Kan dat niet wat sneller?

“100 vaccinaties per vaccinatiecentrum, da’s inderdaad niet om naar huis te schrijven", zegt Dirk Dewolf. “Maar ook de vaccinatiecentra zijn nu eenmaal onderhevig aan de vaccinschaarste.” Zo komt de Amerikaanse producent Moderna de volgende weken slechts met één levering, aan het eind van de maand. Dat zorgt er dan weer voor dat 12.500 van de eerste 59.600 doses van AstraZeneca in de ziekenhuizen moeten worden ingezet. Maar dat verklaart niet alles. Waarom worden er van de overige 47.100 volgende week slechts 10.500 in de vaccinatiecentra toegediend? “Dit zijn geen snoepjes die moeten worden uitgedeeld”, verklaart Dirk Ramaekers, hoofd van de taskforce vaccinatie. De taskforce zei dat ze pas vorige week gedetailleerde info kreeg van AstraZeneca over hoe de vaccins moesten worden opgeborgen, verdeeld en toegediend. 

Een trage opstart, met deze week proefprojecten in Tinlot en Antwerpen, en relatief kleinschalige vaccinaties volgende week moeten wat tijd kopen om de kleine kinderziektes uit het systeem te halen. “Sowieso gaan er in het begin fouten gebeuren. Zowel op vlak van mensen uitnodigen, de IT in orde krijgen als organisatie van de centra is dit een enorme uitdaging, waar we enige leertijd voor nodig hebben. Tegen maart zou alles op peil moeten staan”, aldus Dewolf.

België kiest dus duidelijk voor een voorzichtige aanpak. “We beseffen dat daar kritiek op zal komen, maar we zullen ons daartegen immuniseren”, zegt Dewolf.
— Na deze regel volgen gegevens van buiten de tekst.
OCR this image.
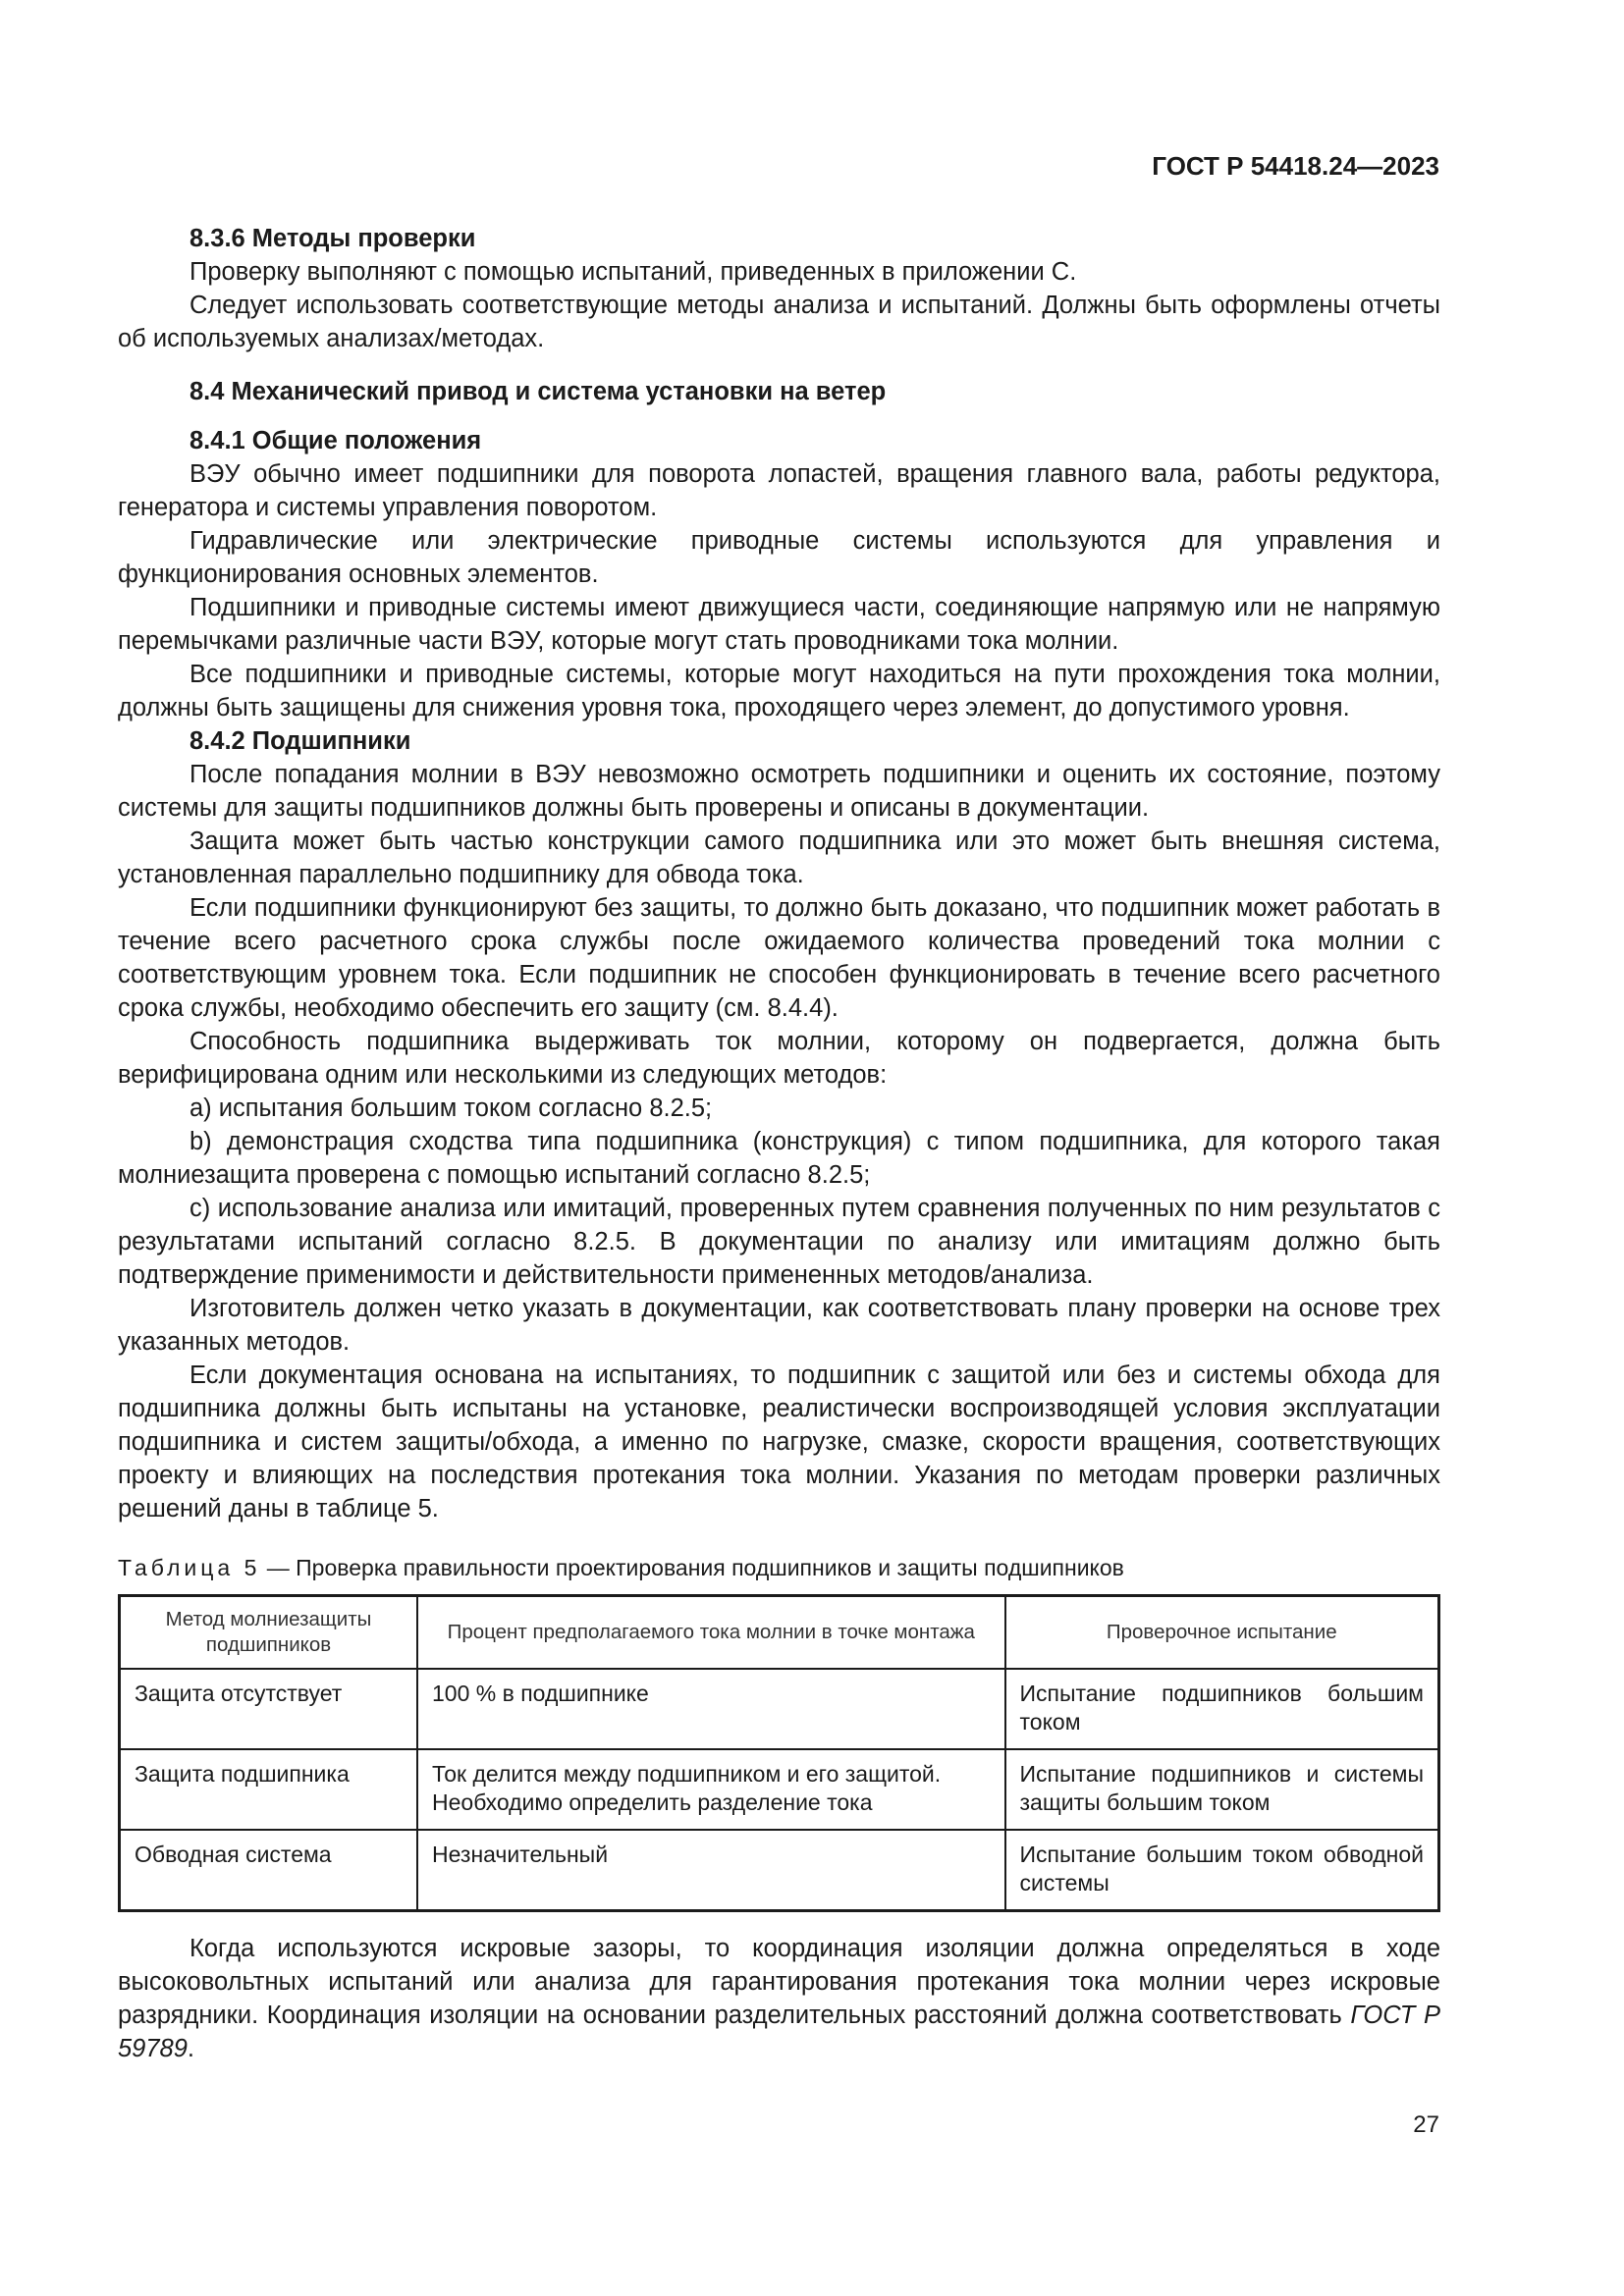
ГОСТ Р 54418.24—2023
8.3.6 Методы проверки

Проверку выполняют с помощью испытаний, приведенных в приложении С.

Следует использовать соответствующие методы анализа и испытаний. Должны быть оформлены отчеты об используемых анализах/методах.

8.4 Механический привод и система установки на ветер
8.4.1 Общие положения

ВЭУ обычно имеет подшипники для поворота лопастей, вращения главного вала, работы редуктора, генератора и системы управления поворотом.

Гидравлические или электрические приводные системы используются для управления и функционирования основных элементов.

Подшипники и приводные системы имеют движущиеся части, соединяющие напрямую или не напрямую перемычками различные части ВЭУ, которые могут стать проводниками тока молнии.

Все подшипники и приводные системы, которые могут находиться на пути прохождения тока молнии, должны быть защищены для снижения уровня тока, проходящего через элемент, до допустимого уровня.

8.4.2 Подшипники

После попадания молнии в ВЭУ невозможно осмотреть подшипники и оценить их состояние, поэтому системы для защиты подшипников должны быть проверены и описаны в документации.

Защита может быть частью конструкции самого подшипника или это может быть внешняя система, установленная параллельно подшипнику для обвода тока.

Если подшипники функционируют без защиты, то должно быть доказано, что подшипник может работать в течение всего расчетного срока службы после ожидаемого количества проведений тока молнии с соответствующим уровнем тока. Если подшипник не способен функционировать в течение всего расчетного срока службы, необходимо обеспечить его защиту (см. 8.4.4).

Способность подшипника выдерживать ток молнии, которому он подвергается, должна быть верифицирована одним или несколькими из следующих методов:

а) испытания большим током согласно 8.2.5;

b) демонстрация сходства типа подшипника (конструкция) с типом подшипника, для которого такая молниезащита проверена с помощью испытаний согласно 8.2.5;

с) использование анализа или имитаций, проверенных путем сравнения полученных по ним результатов с результатами испытаний согласно 8.2.5. В документации по анализу или имитациям должно быть подтверждение применимости и действительности примененных методов/анализа.

Изготовитель должен четко указать в документации, как соответствовать плану проверки на основе трех указанных методов.

Если документация основана на испытаниях, то подшипник с защитой или без и системы обхода для подшипника должны быть испытаны на установке, реалистически воспроизводящей условия эксплуатации подшипника и систем защиты/обхода, а именно по нагрузке, смазке, скорости вращения, соответствующих проекту и влияющих на последствия протекания тока молнии. Указания по методам проверки различных решений даны в таблице 5.

Таблица 5 — Проверка правильности проектирования подшипников и защиты подшипников

Метод молниезащиты подшипников	Процент предполагаемого тока молнии в точке монтажа	Проверочное испытание
Защита отсутствует	100 % в подшипнике	Испытание подшипников большим током
Защита подшипника	Ток делится между подшипником и его защитой. Необходимо определить разделение тока	Испытание подшипников и системы защиты большим током
Обводная система	Незначительный	Испытание большим током обводной системы

Когда используются искровые зазоры, то координация изоляции должна определяться в ходе высоковольтных испытаний или анализа для гарантирования протекания тока молнии через искровые разрядники. Координация изоляции на основании разделительных расстояний должна соответствовать ГОСТ Р 59789.

27
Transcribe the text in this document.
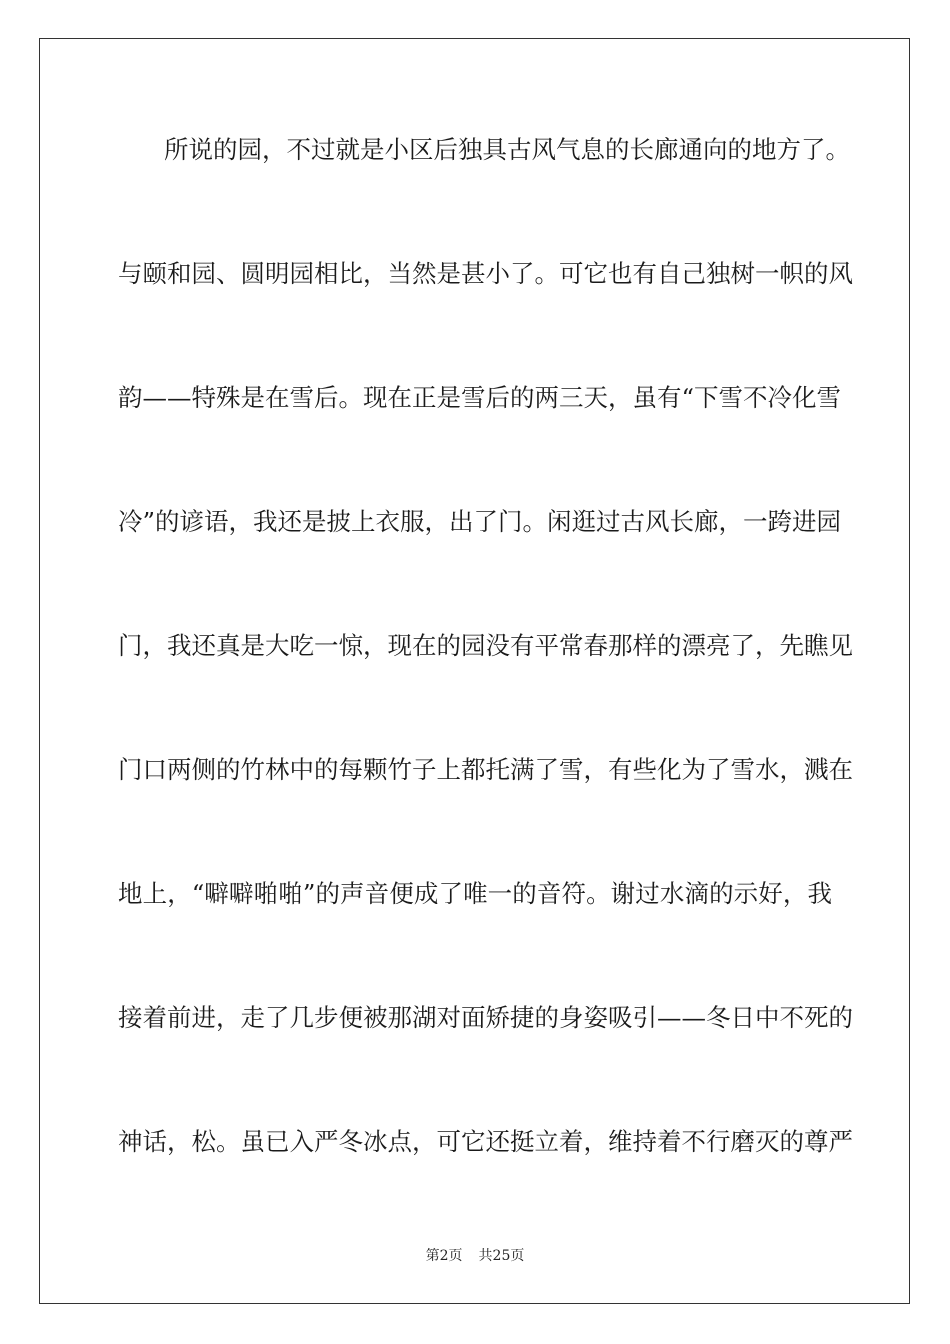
所说的园，不过就是小区后独具古风气息的长廊通向的地方了。
与颐和园、圆明园相比，当然是甚小了。可它也有自己独树一帜的风
韵——特殊是在雪后。现在正是雪后的两三天，虽有“下雪不冷化雪
冷”的谚语，我还是披上衣服，出了门。闲逛过古风长廊，一跨进园
门，我还真是大吃一惊，现在的园没有平常春那样的漂亮了，先瞧见
门口两侧的竹林中的每颗竹子上都托满了雪，有些化为了雪水，溅在
地上，“噼噼啪啪”的声音便成了唯一的音符。谢过水滴的示好，我
接着前进，走了几步便被那湖对面矫捷的身姿吸引——冬日中不死的
神话，松。虽已入严冬冰点，可它还挺立着，维持着不行磨灭的尊严
第2页 共25页
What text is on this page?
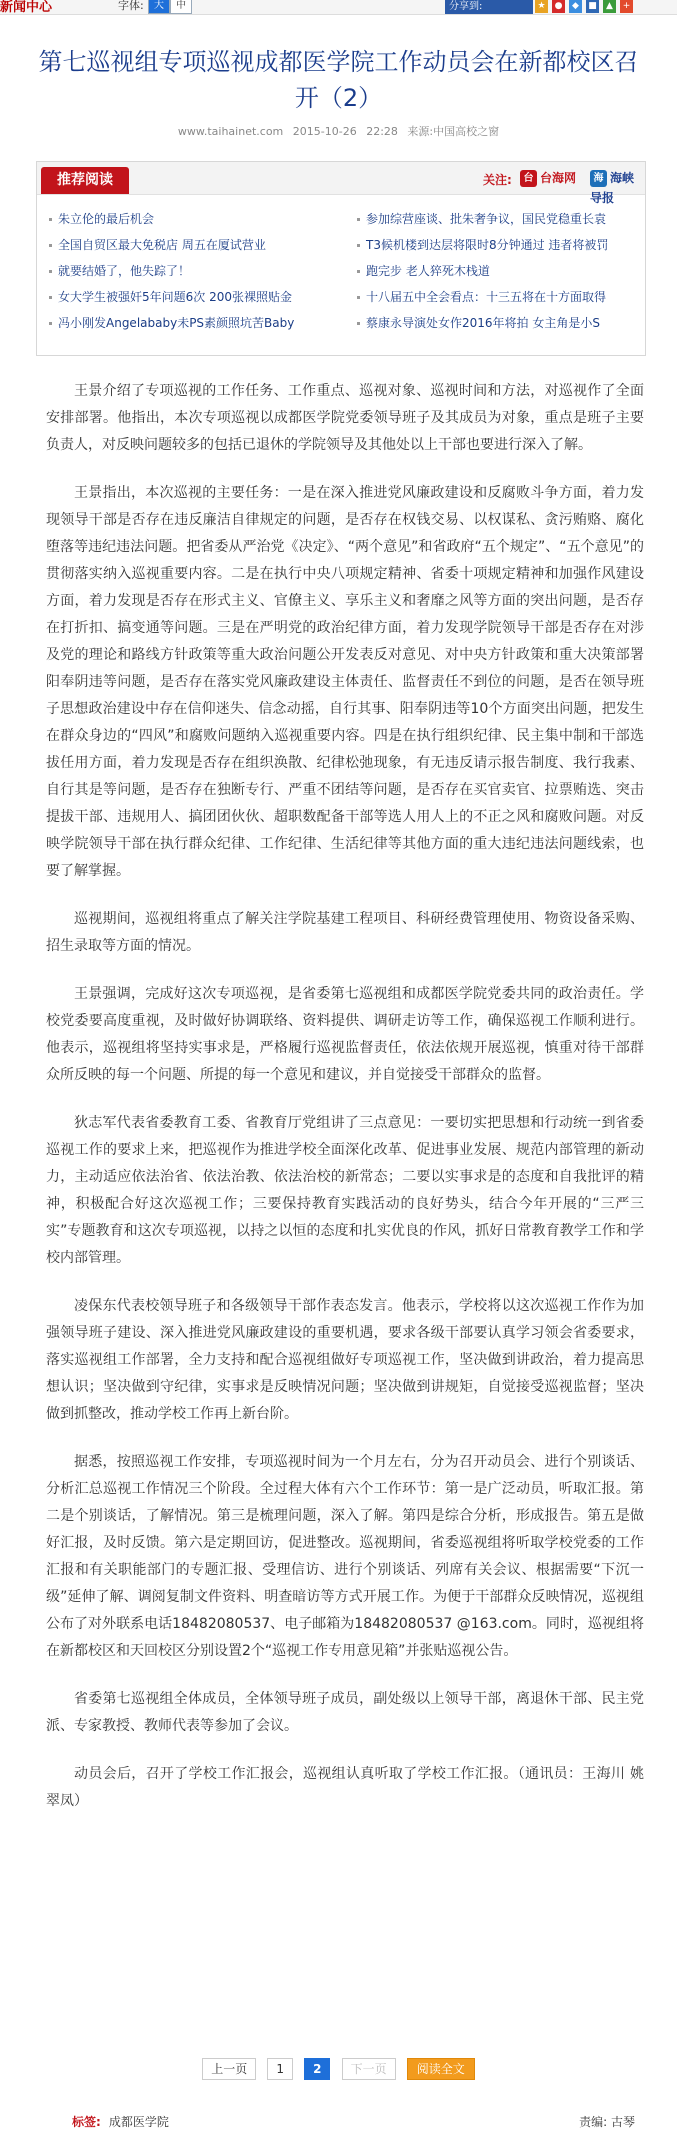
新闻中心	字体:	大	中	分享到:	★ ●	◆	■	▲	+
第七巡视组专项巡视成都医学院工作动员会在新都校区召开（2）
www.taihainet.com 2015-10-26 22:28 来源:中国高校之窗
推荐阅读	关注:	台 台海网	海 海峡导报
朱立伦的最后机会
全国自贸区最大免税店 周五在厦试营业
就要结婚了，他失踪了！
女大学生被强奸5年问题6次 200张裸照贴金
冯小刚发Angelababy未PS素颜照坑苦Baby
参加综营座谈、批朱奢争议，国民党稳重长袁
T3候机楼到达层将限时8分钟通过 违者将被罚
跑完步 老人猝死木栈道
十八届五中全会看点：十三五将在十方面取得
蔡康永导演处女作2016年将拍 女主角是小S

王景介绍了专项巡视的工作任务、工作重点、巡视对象、巡视时间和方法，对巡视作了全面安排部署。他指出，本次专项巡视以成都医学院党委领导班子及其成员为对象，重点是班子主要负责人，对反映问题较多的包括已退休的学院领导及其他处以上干部也要进行深入了解。

王景指出，本次巡视的主要任务：一是在深入推进党风廉政建设和反腐败斗争方面，着力发现领导干部是否存在违反廉洁自律规定的问题，是否存在权钱交易、以权谋私、贪污贿赂、腐化堕落等违纪违法问题。把省委从严治党《决定》、“两个意见”和省政府“五个规定”、“五个意见”的贯彻落实纳入巡视重要内容。二是在执行中央八项规定精神、省委十项规定精神和加强作风建设方面，着力发现是否存在形式主义、官僚主义、享乐主义和奢靡之风等方面的突出问题，是否存在打折扣、搞变通等问题。三是在严明党的政治纪律方面，着力发现学院领导干部是否存在对涉及党的理论和路线方针政策等重大政治问题公开发表反对意见、对中央方针政策和重大决策部署阳奉阴违等问题，是否存在落实党风廉政建设主体责任、监督责任不到位的问题，是否在领导班子思想政治建设中存在信仰迷失、信念动摇，自行其事、阳奉阴违等10个方面突出问题，把发生在群众身边的“四风”和腐败问题纳入巡视重要内容。四是在执行组织纪律、民主集中制和干部选拔任用方面，着力发现是否存在组织涣散、纪律松弛现象，有无违反请示报告制度、我行我素、自行其是等问题，是否存在独断专行、严重不团结等问题，是否存在买官卖官、拉票贿选、突击提拔干部、违规用人、搞团团伙伙、超职数配备干部等选人用人上的不正之风和腐败问题。对反映学院领导干部在执行群众纪律、工作纪律、生活纪律等其他方面的重大违纪违法问题线索，也要了解掌握。

巡视期间，巡视组将重点了解关注学院基建工程项目、科研经费管理使用、物资设备采购、招生录取等方面的情况。

王景强调，完成好这次专项巡视，是省委第七巡视组和成都医学院党委共同的政治责任。学校党委要高度重视，及时做好协调联络、资料提供、调研走访等工作，确保巡视工作顺利进行。他表示，巡视组将坚持实事求是，严格履行巡视监督责任，依法依规开展巡视，慎重对待干部群众所反映的每一个问题、所提的每一个意见和建议，并自觉接受干部群众的监督。

狄志军代表省委教育工委、省教育厅党组讲了三点意见：一要切实把思想和行动统一到省委巡视工作的要求上来，把巡视作为推进学校全面深化改革、促进事业发展、规范内部管理的新动力，主动适应依法治省、依法治教、依法治校的新常态；二要以实事求是的态度和自我批评的精神，积极配合好这次巡视工作；三要保持教育实践活动的良好势头，结合今年开展的“三严三实”专题教育和这次专项巡视，以持之以恒的态度和扎实优良的作风，抓好日常教育教学工作和学校内部管理。

凌保东代表校领导班子和各级领导干部作表态发言。他表示，学校将以这次巡视工作作为加强领导班子建设、深入推进党风廉政建设的重要机遇，要求各级干部要认真学习领会省委要求，落实巡视组工作部署，全力支持和配合巡视组做好专项巡视工作，坚决做到讲政治，着力提高思想认识；坚决做到守纪律，实事求是反映情况问题；坚决做到讲规矩，自觉接受巡视监督；坚决做到抓整改，推动学校工作再上新台阶。

据悉，按照巡视工作安排，专项巡视时间为一个月左右，分为召开动员会、进行个别谈话、分析汇总巡视工作情况三个阶段。全过程大体有六个工作环节：第一是广泛动员，听取汇报。第二是个别谈话，了解情况。第三是梳理问题，深入了解。第四是综合分析，形成报告。第五是做好汇报，及时反馈。第六是定期回访，促进整改。巡视期间，省委巡视组将听取学校党委的工作汇报和有关职能部门的专题汇报、受理信访、进行个别谈话、列席有关会议、根据需要“下沉一级”延伸了解、调阅复制文件资料、明查暗访等方式开展工作。为便于干部群众反映情况，巡视组公布了对外联系电话18482080537、电子邮箱为18482080537 @163.com。同时，巡视组将在新都校区和天回校区分别设置2个“巡视工作专用意见箱”并张贴巡视公告。

省委第七巡视组全体成员，全体领导班子成员，副处级以上领导干部，离退休干部、民主党派、专家教授、教师代表等参加了会议。

动员会后，召开了学校工作汇报会，巡视组认真听取了学校工作汇报。（通讯员：王海川 姚翠凤）

上一页 1 2 下一页	阅读全文
标签: 成都医学院	责编: 古琴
De taskforce wil namelijk niet opnieuw op gelijkaardige taferelen botsen als bij de ziekenhuizen, waar de vaccinaties na nauwelijks twee dagen moesten worden stilgelegd wegens leveringsproblemen bij Pfizer. “We kiezen ervoor de uitnodigingen pas te versturen wanneer we de nodige vaccins ook daadwerkelijk in onze magazijnen zien liggen. We willen vooral niet in de situatie komen dat mensen naar het vaccinatiecentrum komen en dat we moeten zeggen: sorry, uw vaccin is er niet”, zegt Dewolf. 

Om mensen bovendien enige speling te geven, wil het Agentschap Zorg & Gezondheid de uitnodigingen twee weken op voorhand versturen. “Dan kan je hen de gelegenheid bieden om een ander moment te kiezen, mocht die eerste afspraak niet lukken”, aldus Moonens.